Direct Plasma-Enhanced-Chemical-Vapor-Deposition Syntheses of Vertically Oriented Graphene Films on Functional Insulating Substrates for Wide-Range Applications

Graphene has inspired wide-range research interests and practical applications due to its intriguing materials properties and versatile application prospects. Specifically, vertically oriented graphene (VG) constructed by vertically aligned nanosheets emerges as a unique material type, usually achieved through a plasma-enhanced chemical vapor deposition (PECVD) route. The VG films possess abundant exposed active edges, large surface areas, relatively high electrical conductivity, and excellent thermal property in both in-plane and out-of-plane directions. Direct synthesizing of such VG films on various functional substrates enables their transfer-free integrations and direct applications in thermal management, sensing, energy storage and conversion, etc.
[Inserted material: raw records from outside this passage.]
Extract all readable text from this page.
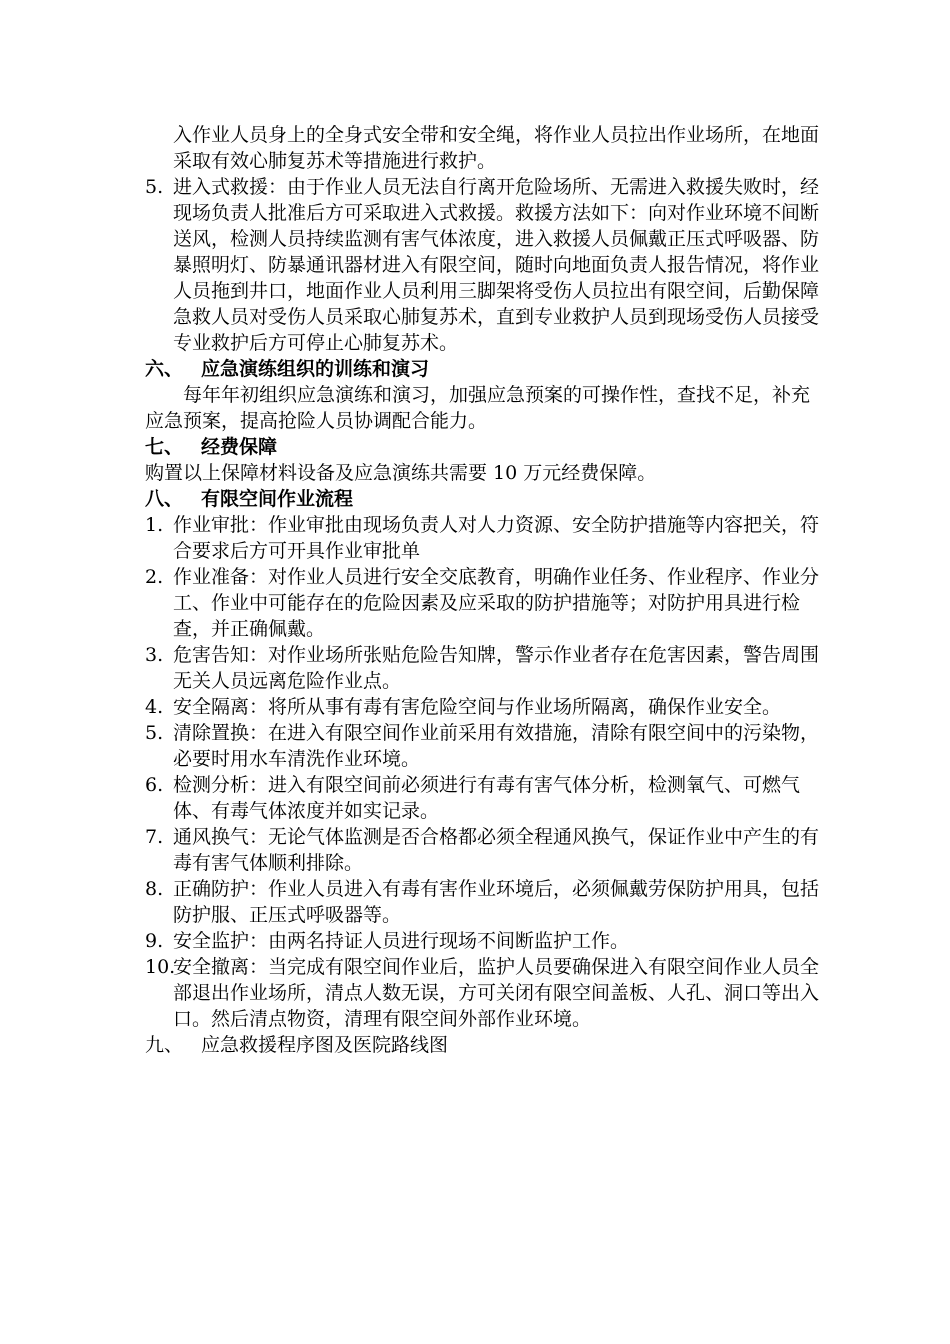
入作业人员身上的全身式安全带和安全绳，将作业人员拉出作业场所，在地面采取有效心肺复苏术等措施进行救护。

5. 进入式救援：由于作业人员无法自行离开危险场所、无需进入救援失败时，经现场负责人批准后方可采取进入式救援。救援方法如下：向对作业环境不间断送风，检测人员持续监测有害气体浓度，进入救援人员佩戴正压式呼吸器、防暴照明灯、防暴通讯器材进入有限空间，随时向地面负责人报告情况，将作业人员拖到井口，地面作业人员利用三脚架将受伤人员拉出有限空间，后勤保障急救人员对受伤人员采取心肺复苏术，直到专业救护人员到现场受伤人员接受专业救护后方可停止心肺复苏术。
六、 应急演练组织的训练和演习

每年年初组织应急演练和演习，加强应急预案的可操作性，查找不足，补充应急预案，提高抢险人员协调配合能力。

七、 经费保障

购置以上保障材料设备及应急演练共需要 10 万元经费保障。

八、 有限空间作业流程
1. 作业审批：作业审批由现场负责人对人力资源、安全防护措施等内容把关，符合要求后方可开具作业审批单
2. 作业准备：对作业人员进行安全交底教育，明确作业任务、作业程序、作业分工、作业中可能存在的危险因素及应采取的防护措施等；对防护用具进行检查，并正确佩戴。
3. 危害告知：对作业场所张贴危险告知牌，警示作业者存在危害因素，警告周围无关人员远离危险作业点。
4. 安全隔离：将所从事有毒有害危险空间与作业场所隔离，确保作业安全。
5. 清除置换：在进入有限空间作业前采用有效措施，清除有限空间中的污染物，必要时用水车清洗作业环境。
6. 检测分析：进入有限空间前必须进行有毒有害气体分析，检测氧气、可燃气体、有毒气体浓度并如实记录。
7. 通风换气：无论气体监测是否合格都必须全程通风换气，保证作业中产生的有毒有害气体顺利排除。
8. 正确防护：作业人员进入有毒有害作业环境后，必须佩戴劳保防护用具，包括防护服、正压式呼吸器等。
9. 安全监护：由两名持证人员进行现场不间断监护工作。
10.
安全撤离：当完成有限空间作业后，监护人员要确保进入有限空间作业人员全部退出作业场所，清点人数无误，方可关闭有限空间盖板、人孔、洞口等出入口。然后清点物资，清理有限空间外部作业环境。
九、 应急救援程序图及医院路线图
In this review article, it is planned to showcase the recent advances in direct PECVD growth of VG films on some novel functional insulating substrates (e.g., glass, functional ceramics), mainly in terms of improving the electrical conductivity, enhancing the interfacial adhesion, and graphene growth orientation modulation. Meanwhile, the applications of the PECVD-derived products in various new fields will also be discussed, such as photothermal conversion, switchable windows, light attenuation in photography, transparent heating, and thermal management for high-power devices. Finally, current challenges and future opportunities will also be presented regarding controllable syntheses of high-quality VG films and practical application explorations in different fields.